Wolfgang Schaeuble, the German finance minister, said Mr Hollande's call to renegotiate the EU's fiscal pact to cut deficits "makes no sense", and that agreements could not be reopened whenever individual member states held elections.

"That is why I think we will convince the new French president," Mr Schaeuble said. "We have clear agreements in Europe."

Mrs Merkel, who openly backed the departing French president Nicolas Sarkozy in the election campaign, said on Monday that the fiscal pact was not negotiable and invited Mr Hollande to Berlin for talks. He is expected to meet her during his first foreign visit as president shortly after his inauguration on May 15.

In Greece, the Radical Left Coalition party, which was lifted into second place on Sunday by voters incensed at the deep cuts imposed in return for international aid, set about trying to form a working government yesterday.

But Alexis Tsipras, the Radical Left leader, was widely expected to fail to find sufficient backing from the range of small parties elected into parliament.

This raised the prospect of a new election in June and more weeks of political limbo.

Mr Tsipras said yesterday that Greece's commitment to austerity was no longer valid. "There is no way we will sneak back in again what the Greek people threw out" in the election, he said.

On Monday, Antonis Samaras, the leader of Greece's largest party, the conservative New Democracy, tried first to form a coalition but admitted defeat within hours after rejections from several party leaders.

Greek voters punished the two main parties that backed the €130-billion (Dh621.46bn) bailout package with the IMF and the EU, and any new Greek government is likely to try to renegotiate the deal - or simply refuse to implement the agreed cutbacks.

In Germany, talk resurfaced of a Greek exit from the euro zone. Gerda Hasselfeldt, the parliamentary floor leader for the Bavarian wing of the CDU, said Greece could only stay in the currency if it delivered the budget cuts attached to the bailout package.

"Aid can only be granted if the conditions are fulfilled. If a country isn't able or willing to meet the conditions, one has to think about if it can remain in the euro zone."

Germany's increasingly strident tone reflects its mounting isolation in Europe. Mr Hollande's election has given leaders of struggling southern European countries a powerful new ally in their drive to halt German-led austerity that has tipped them into recession.

In a telephone call with Mr Hollande on Sunday night, the Italian prime minister Mario Monti promised to cooperate on refocusing European policy towards growth.
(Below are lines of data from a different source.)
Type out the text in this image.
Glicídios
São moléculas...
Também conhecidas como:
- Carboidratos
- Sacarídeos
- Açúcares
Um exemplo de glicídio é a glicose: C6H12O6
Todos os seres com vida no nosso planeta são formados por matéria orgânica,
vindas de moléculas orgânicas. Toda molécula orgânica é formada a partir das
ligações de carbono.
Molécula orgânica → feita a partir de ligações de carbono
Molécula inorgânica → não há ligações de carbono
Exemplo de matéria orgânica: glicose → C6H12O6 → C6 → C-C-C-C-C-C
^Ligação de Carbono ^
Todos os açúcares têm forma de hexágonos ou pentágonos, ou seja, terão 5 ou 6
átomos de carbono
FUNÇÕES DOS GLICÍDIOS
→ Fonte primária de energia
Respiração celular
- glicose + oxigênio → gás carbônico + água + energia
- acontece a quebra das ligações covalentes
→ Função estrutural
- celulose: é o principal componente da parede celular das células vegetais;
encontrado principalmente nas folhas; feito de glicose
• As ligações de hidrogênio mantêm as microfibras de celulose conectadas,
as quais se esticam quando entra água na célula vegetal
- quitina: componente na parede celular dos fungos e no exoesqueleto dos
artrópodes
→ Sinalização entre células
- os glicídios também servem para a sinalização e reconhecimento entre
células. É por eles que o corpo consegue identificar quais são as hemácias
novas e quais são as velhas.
Even the IMF, which co-arranged the bailout packages, has shifted its tone. Its managing director, Christine Lagarde, warned in a speech in Zurich on Monday that overly aggressive polices could backfire.

In a sign that the IMF could give leeway to countries that failed to meet their fiscal targets due to an economic slowdown, she said: "If growth is worse than expected, they should stick to announced fiscal measures, rather than announced fiscal targets. In other words, they should not fight any fall in tax revenues or rise in spending caused solely because the economy weakens."